Any Electricity/Power Traders

Hello,


I am looking to find out about electricity/power trader career path. 

career path, growth, exit options. 

What I like about the position is challenge, applying macro/business supply/demand knowledge and purely understanding the business of electricity. 

Hours will be much more brutal than what I am used to, but I can adjust to that. 

I checked few profiles of the other traders, most have been just trading for years. Didn't see too many MBAs (not that it probably matters). 
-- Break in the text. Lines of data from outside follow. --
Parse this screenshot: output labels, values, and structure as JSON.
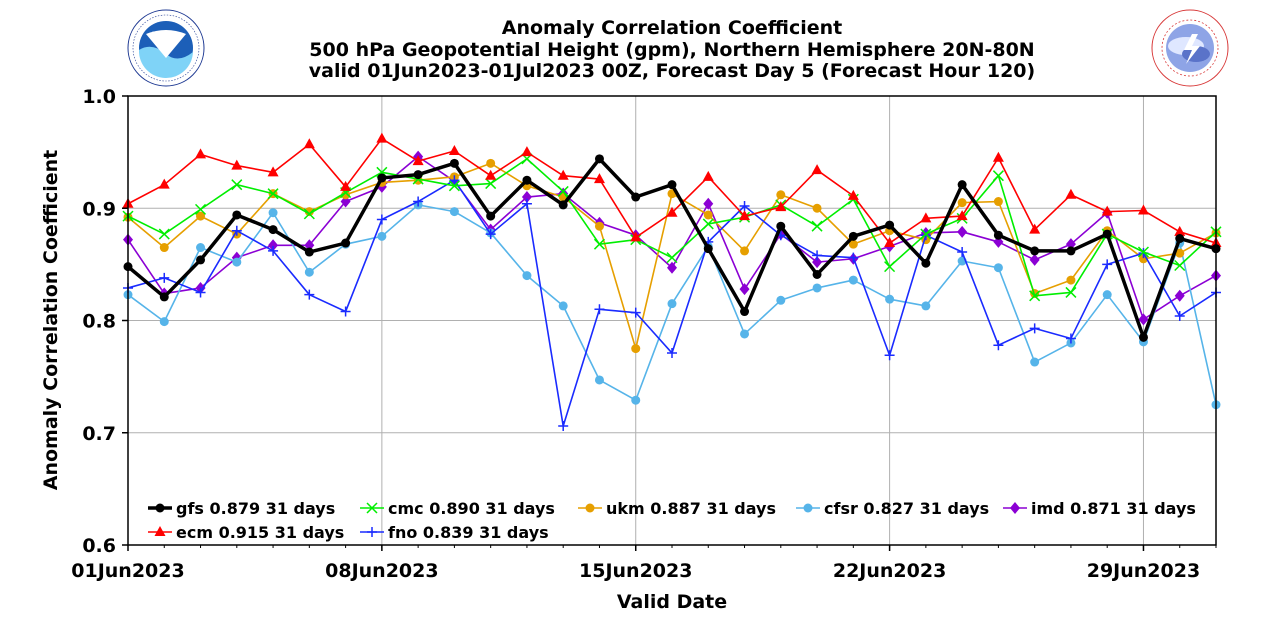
{
  "logos": {
    "left": {
      "name": "NOAA",
      "ring_text": "NATIONAL OCEANIC AND ATMOSPHERIC ADMINISTRATION · U.S. DEPARTMENT OF COMMERCE"
    },
    "right": {
      "name": "National Weather Service",
      "ring_text": "NATIONAL WEATHER SERVICE"
    }
  },
  "chart_data": {
    "type": "line",
    "title": [
      "Anomaly Correlation Coefficient",
      "500 hPa Geopotential Height (gpm), Northern Hemisphere 20N-80N",
      "valid 01Jun2023-01Jul2023 00Z, Forecast Day 5 (Forecast Hour 120)"
    ],
    "xlabel": "Valid Date",
    "ylabel": "Anomaly Correlation Coefficient",
    "ylim": [
      0.6,
      1.0
    ],
    "xlim": [
      1,
      31
    ],
    "yticks": [
      "0.6",
      "0.7",
      "0.8",
      "0.9",
      "1.0"
    ],
    "xticks": [
      {
        "day": 1,
        "label": "01Jun2023"
      },
      {
        "day": 8,
        "label": "08Jun2023"
      },
      {
        "day": 15,
        "label": "15Jun2023"
      },
      {
        "day": 22,
        "label": "22Jun2023"
      },
      {
        "day": 29,
        "label": "29Jun2023"
      }
    ],
    "grid": true,
    "legend_position": "bottom",
    "x": [
      1,
      2,
      3,
      4,
      5,
      6,
      7,
      8,
      9,
      10,
      11,
      12,
      13,
      14,
      15,
      16,
      17,
      18,
      19,
      20,
      21,
      22,
      23,
      24,
      25,
      26,
      27,
      28,
      29,
      30,
      31
    ],
    "series": [
      {
        "name": "gfs",
        "label": "gfs 0.879 31 days",
        "color": "#000000",
        "marker": "circle",
        "values": [
          0.848,
          0.821,
          0.854,
          0.894,
          0.881,
          0.861,
          0.869,
          0.927,
          0.93,
          0.94,
          0.893,
          0.925,
          0.903,
          0.944,
          0.91,
          0.921,
          0.864,
          0.808,
          0.884,
          0.841,
          0.875,
          0.885,
          0.851,
          0.921,
          0.876,
          0.862,
          0.862,
          0.877,
          0.785,
          0.873,
          0.864
        ]
      },
      {
        "name": "ecm",
        "label": "ecm 0.915 31 days",
        "color": "#ff0000",
        "marker": "triangle",
        "values": [
          0.904,
          0.921,
          0.948,
          0.938,
          0.932,
          0.957,
          0.919,
          0.962,
          0.942,
          0.951,
          0.929,
          0.95,
          0.929,
          0.926,
          0.874,
          0.896,
          0.928,
          0.893,
          0.901,
          0.934,
          0.911,
          0.869,
          0.891,
          0.893,
          0.945,
          0.881,
          0.912,
          0.897,
          0.898,
          0.879,
          0.869
        ]
      },
      {
        "name": "cmc",
        "label": "cmc 0.890 31 days",
        "color": "#00ee00",
        "marker": "x",
        "values": [
          0.893,
          0.877,
          0.899,
          0.921,
          0.913,
          0.895,
          0.914,
          0.932,
          0.926,
          0.92,
          0.922,
          0.944,
          0.915,
          0.868,
          0.872,
          0.856,
          0.886,
          0.892,
          0.903,
          0.884,
          0.908,
          0.848,
          0.877,
          0.891,
          0.929,
          0.822,
          0.825,
          0.877,
          0.861,
          0.849,
          0.879
        ]
      },
      {
        "name": "fno",
        "label": "fno 0.839 31 days",
        "color": "#1a2bff",
        "marker": "plus",
        "values": [
          0.829,
          0.838,
          0.825,
          0.88,
          0.862,
          0.823,
          0.808,
          0.89,
          0.906,
          0.925,
          0.877,
          0.904,
          0.706,
          0.81,
          0.807,
          0.771,
          0.87,
          0.902,
          0.876,
          0.858,
          0.856,
          0.769,
          0.876,
          0.861,
          0.778,
          0.793,
          0.784,
          0.85,
          0.86,
          0.804,
          0.825
        ]
      },
      {
        "name": "ukm",
        "label": "ukm 0.887 31 days",
        "color": "#e69f00",
        "marker": "circle",
        "values": [
          0.892,
          0.865,
          0.893,
          0.877,
          0.913,
          0.897,
          0.912,
          0.923,
          0.925,
          0.928,
          0.94,
          0.92,
          0.91,
          0.884,
          0.775,
          0.913,
          0.894,
          0.862,
          0.912,
          0.9,
          0.868,
          0.88,
          0.872,
          0.905,
          0.906,
          0.824,
          0.836,
          0.88,
          0.855,
          0.86,
          0.878
        ]
      },
      {
        "name": "cfsr",
        "label": "cfsr 0.827 31 days",
        "color": "#56b4e9",
        "marker": "circle",
        "values": [
          0.823,
          0.799,
          0.865,
          0.852,
          0.896,
          0.843,
          0.868,
          0.875,
          0.903,
          0.897,
          0.878,
          0.84,
          0.813,
          0.747,
          0.729,
          0.815,
          0.866,
          0.788,
          0.818,
          0.829,
          0.836,
          0.819,
          0.813,
          0.853,
          0.847,
          0.763,
          0.78,
          0.823,
          0.781,
          0.869,
          0.725
        ]
      },
      {
        "name": "imd",
        "label": "imd 0.871 31 days",
        "color": "#8b00d4",
        "marker": "diamond",
        "values": [
          0.872,
          0.824,
          0.829,
          0.856,
          0.867,
          0.867,
          0.906,
          0.919,
          0.946,
          0.924,
          0.881,
          0.91,
          0.913,
          0.887,
          0.876,
          0.847,
          0.904,
          0.828,
          0.877,
          0.852,
          0.855,
          0.866,
          0.878,
          0.879,
          0.87,
          0.854,
          0.868,
          0.896,
          0.801,
          0.822,
          0.84
        ]
      }
    ]
  }
}
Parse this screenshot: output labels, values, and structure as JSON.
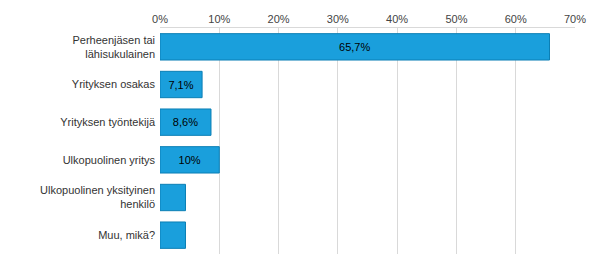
{
  "chart_data": {
    "type": "bar",
    "orientation": "horizontal",
    "categories": [
      "Perheenjäsen tai\nlähisukulainen",
      "Yrityksen osakas",
      "Yrityksen työntekijä",
      "Ulkopuolinen yritys",
      "Ulkopuolinen yksityinen\nhenkilö",
      "Muu, mikä?"
    ],
    "values": [
      65.7,
      7.1,
      8.6,
      10,
      4.3,
      4.3
    ],
    "value_labels": [
      "65,7%",
      "7,1%",
      "8,6%",
      "10%",
      null,
      null
    ],
    "data_labels": true,
    "color": "#1a9fdc",
    "xlim": [
      0,
      70
    ],
    "xticks": [
      {
        "value": 0,
        "label": "0%"
      },
      {
        "value": 10,
        "label": "10%"
      },
      {
        "value": 20,
        "label": "20%"
      },
      {
        "value": 30,
        "label": "30%"
      },
      {
        "value": 40,
        "label": "40%"
      },
      {
        "value": 50,
        "label": "50%"
      },
      {
        "value": 60,
        "label": "60%"
      },
      {
        "value": 70,
        "label": "70%"
      }
    ],
    "grid": true
  }
}
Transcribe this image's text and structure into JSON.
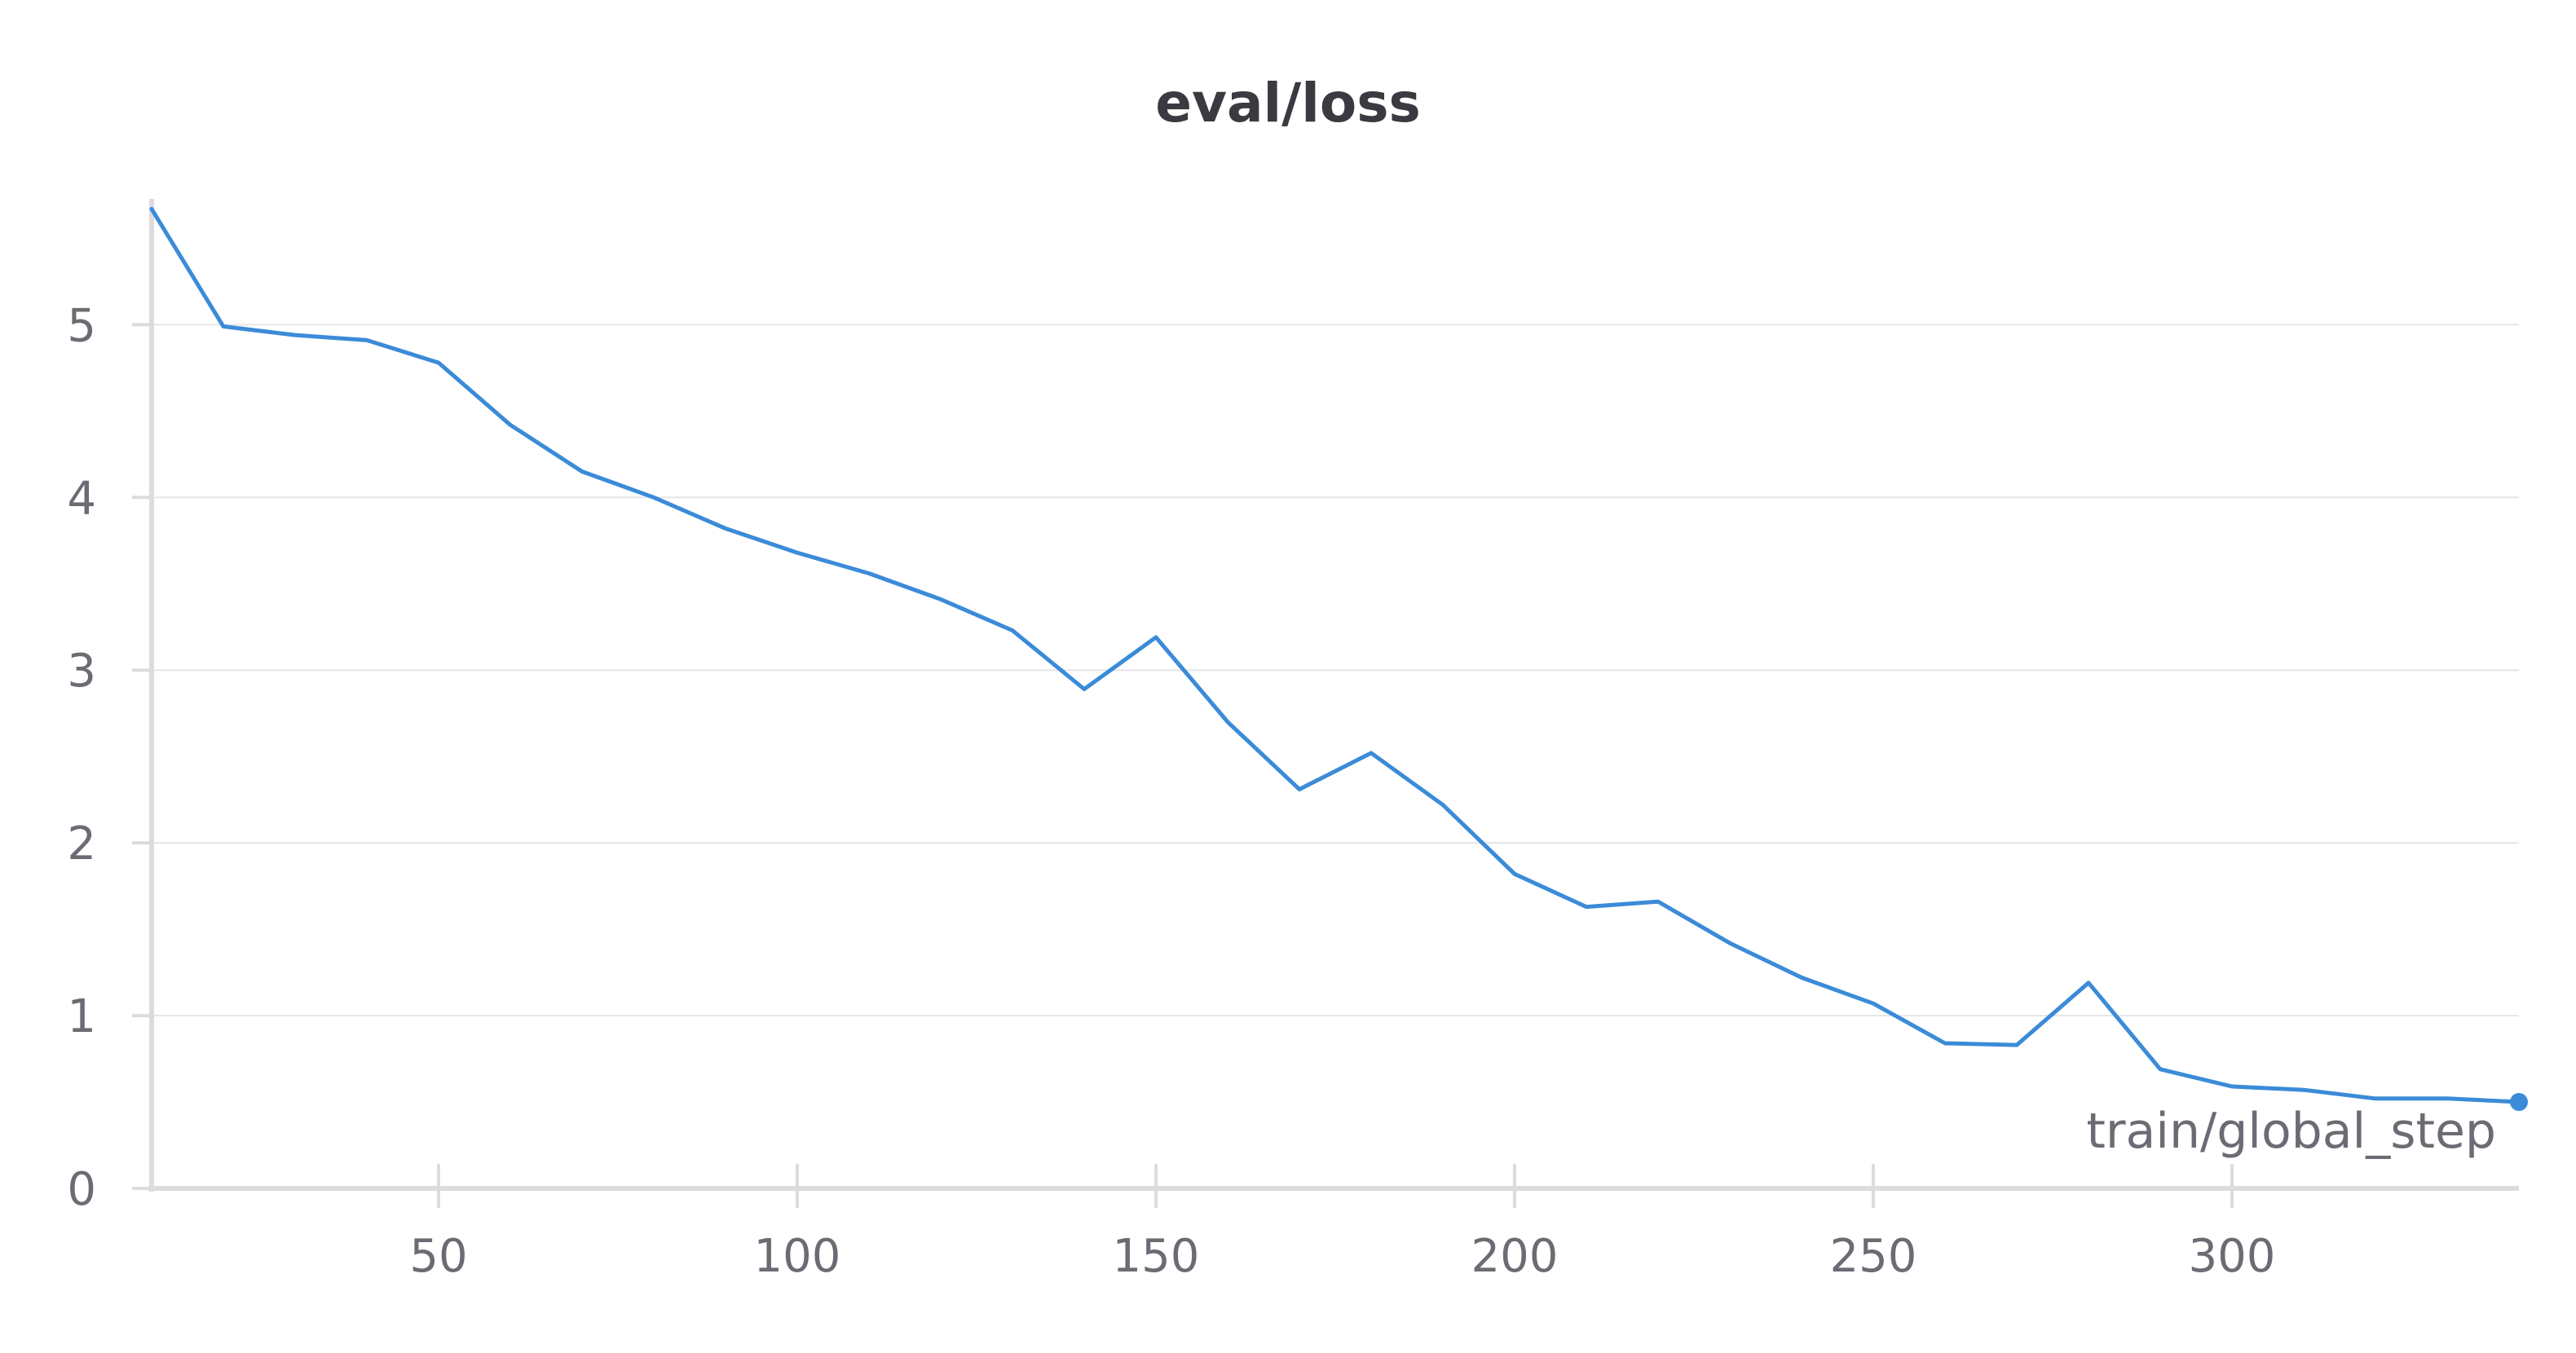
{
  "chart_data": {
    "type": "line",
    "title": "eval/loss",
    "xlabel": "train/global_step",
    "ylabel": "",
    "xlim": [
      10,
      340
    ],
    "ylim": [
      0,
      5.7
    ],
    "xticks": [
      50,
      100,
      150,
      200,
      250,
      300
    ],
    "yticks": [
      0,
      1,
      2,
      3,
      4,
      5
    ],
    "grid": true,
    "line_color": "#3b8bd8",
    "series": [
      {
        "x": [
          10,
          20,
          30,
          40,
          50,
          60,
          70,
          80,
          90,
          100,
          110,
          120,
          130,
          140,
          150,
          160,
          170,
          180,
          190,
          200,
          210,
          220,
          230,
          240,
          250,
          260,
          270,
          280,
          290,
          300,
          310,
          320,
          330,
          340
        ],
        "values": [
          5.67,
          4.99,
          4.94,
          4.91,
          4.78,
          4.42,
          4.15,
          4.0,
          3.82,
          3.68,
          3.56,
          3.41,
          3.23,
          2.89,
          3.19,
          2.7,
          2.31,
          2.52,
          2.22,
          1.82,
          1.63,
          1.66,
          1.42,
          1.22,
          1.07,
          0.84,
          0.83,
          1.19,
          0.69,
          0.59,
          0.57,
          0.52,
          0.52,
          0.5
        ]
      }
    ]
  }
}
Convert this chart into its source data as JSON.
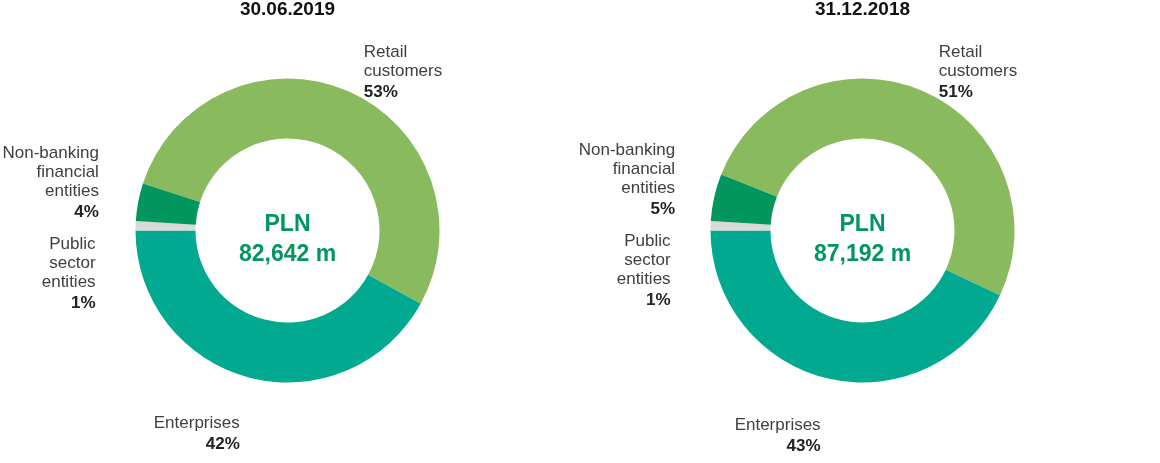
{
  "chart_data": [
    {
      "type": "donut",
      "title": "30.06.2019",
      "categories": [
        "Retail customers",
        "Enterprises",
        "Public sector entities",
        "Non-banking financial entities"
      ],
      "values": [
        53,
        42,
        1,
        4
      ],
      "value_labels": [
        "53%",
        "42%",
        "1%",
        "4%"
      ],
      "colors": [
        "#8aba5e",
        "#00a98f",
        "#d9d9d9",
        "#00965e"
      ],
      "annotations": [
        "PLN",
        "82,642 m"
      ]
    },
    {
      "type": "donut",
      "title": "31.12.2018",
      "categories": [
        "Retail customers",
        "Enterprises",
        "Public sector entities",
        "Non-banking financial entities"
      ],
      "values": [
        51,
        43,
        1,
        5
      ],
      "value_labels": [
        "51%",
        "43%",
        "1%",
        "5%"
      ],
      "colors": [
        "#8aba5e",
        "#00a98f",
        "#d9d9d9",
        "#00965e"
      ],
      "annotations": [
        "PLN",
        "87,192 m"
      ]
    }
  ]
}
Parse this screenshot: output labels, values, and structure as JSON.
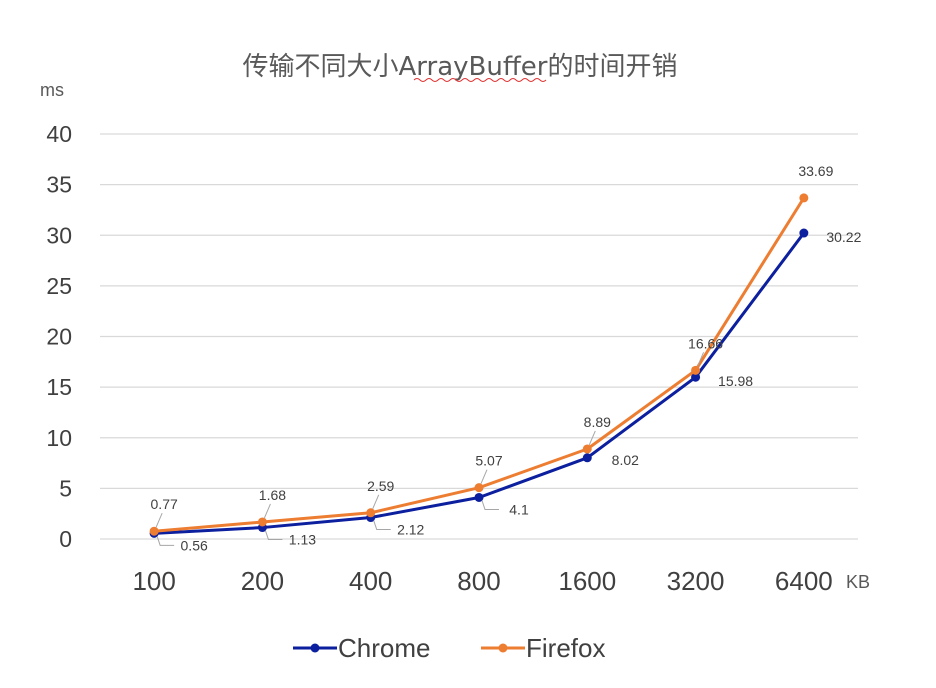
{
  "chart_data": {
    "type": "line",
    "title": "传输不同大小ArrayBuffer的时间开销",
    "ylabel": "ms",
    "xlabel": "KB",
    "categories": [
      "100",
      "200",
      "400",
      "800",
      "1600",
      "3200",
      "6400"
    ],
    "ylim": [
      0,
      40
    ],
    "yticks": [
      0,
      5,
      10,
      15,
      20,
      25,
      30,
      35,
      40
    ],
    "grid": true,
    "legend_position": "bottom",
    "series": [
      {
        "name": "Chrome",
        "color": "#0c1f9e",
        "values": [
          0.56,
          1.13,
          2.12,
          4.1,
          8.02,
          15.98,
          30.22
        ],
        "labels": [
          "0.56",
          "1.13",
          "2.12",
          "4.1",
          "8.02",
          "15.98",
          "30.22"
        ]
      },
      {
        "name": "Firefox",
        "color": "#ed7d31",
        "values": [
          0.77,
          1.68,
          2.59,
          5.07,
          8.89,
          16.66,
          33.69
        ],
        "labels": [
          "0.77",
          "1.68",
          "2.59",
          "5.07",
          "8.89",
          "16.66",
          "33.69"
        ]
      }
    ]
  }
}
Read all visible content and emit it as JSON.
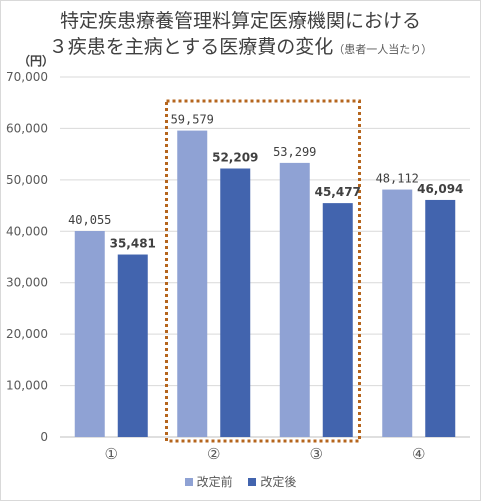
{
  "chart_data": {
    "type": "bar",
    "title_line1": "特定疾患療養管理料算定医療機関における",
    "title_line2": "３疾患を主病とする医療費の変化",
    "title_note": "（患者一人当たり）",
    "unit": "（円）",
    "categories": [
      "①",
      "②",
      "③",
      "④"
    ],
    "ylim": [
      0,
      70000
    ],
    "yticks": [
      "0",
      "10,000",
      "20,000",
      "30,000",
      "40,000",
      "50,000",
      "60,000",
      "70,000"
    ],
    "grid": true,
    "legend_position": "bottom",
    "series": [
      {
        "name": "改定前",
        "color": "#8fa2d4",
        "values": [
          40055,
          59579,
          53299,
          48112
        ],
        "labels": [
          "40,055",
          "59,579",
          "53,299",
          "48,112"
        ]
      },
      {
        "name": "改定後",
        "color": "#4264ae",
        "values": [
          35481,
          52209,
          45477,
          46094
        ],
        "labels": [
          "35,481",
          "52,209",
          "45,477",
          "46,094"
        ]
      }
    ],
    "highlight": {
      "categories": [
        "②",
        "③"
      ],
      "color": "#b5651d",
      "style": "dotted"
    }
  }
}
Currently, I am a middle manager at a utility. I can stay and move up the ladder slowly (utility is quite slow) but it can be rather boring..Educational background, engineer/MBA (not top-20). 

Appreciate!



 
Most Helpful

Since I got my start in the biz on the regulated utility side, I'll throw a little effort behind this.  Right off the bat, be aware that there is a difference between being a trader at a utility vs competitive retail vs wholesale trader vs prop shop.  Depending on which one you want to do there are different skillsets and different "paths" (I use "paths" loosely b/c this is not a ladder game, its a right seat right time right skills game).  I'll try to lay out what I have seen as common paths in my career + taking into account skills that are often picked up in these roles that I think are important to being a trader (depending on many factors some of these might end up skipped, not be relevant due to what shop you are at, or combined)

Utility:  Rates (can be gas but power preferred) -> supply analyst -> real time/power plant ops -> cash desk trader -> term trader

Retail:  Pricing analyst -> desk analyst -> scheduler -> cash trader -> term trader

Wholesale:  Structuring analyst -> desk analyst -> FTR/Recs desk analyst (depends on type of trader goal) -> cash trader -> term trader

Prop shop:  Two options   A. (most common) Cash or term trader from wholesale/IPP  B.  (rare) Desk analyst/scheduler (experienced) -> cash trader -> term trader 

Exit options (not sure why everyone is always so obsessed w/ this around here):

Utility: Management/Senior Leadership (COO, CEO)

Retail: Desk head -> Trading head/Move to wholesale -> Senior Leadership

Wholesale: Desk head -> Trading head/Origination/Prop shop -> Senior Leadership

Prop shop: more VaR/Retire

A little about expectations as a trader by type:

Utility: Don't mess up cost recovery, long and wrong vs short and fired

Retail: flatten dat book, small sliver around deciding how/when to flatten (emphasis on small)

Wholesale: hedge out power plant per corporate policy, optimize/spec around market ops, facilitate origination/marketing by warehousing risk

Prop shop: spec

MBAs/CFAs/MFin/ERPs/etc. are not really a thing. Unless you are a quant then PhD Math/Physics/EE

 

energyquant Thank you so much for this very insightful reply. Mine is at a utility. Starting out, package is not too exciting - almost same as where I am at. 

In my situation, I am asking about exit strategy down the road to figure out if I am not able to do long hours due to health or family reasons as I grow older, what would be my options, where would I land. 

 
WZ949

energyquant Thank you so much for this very insightful reply. Mine is at a utility. Starting out, package is not too exciting - almost same as where I am at. 

In my situation, I am asking about exit strategy down the road to figure out if I am not able to do long hours due to health or family reasons as I grow older, what would be my options, where would I land.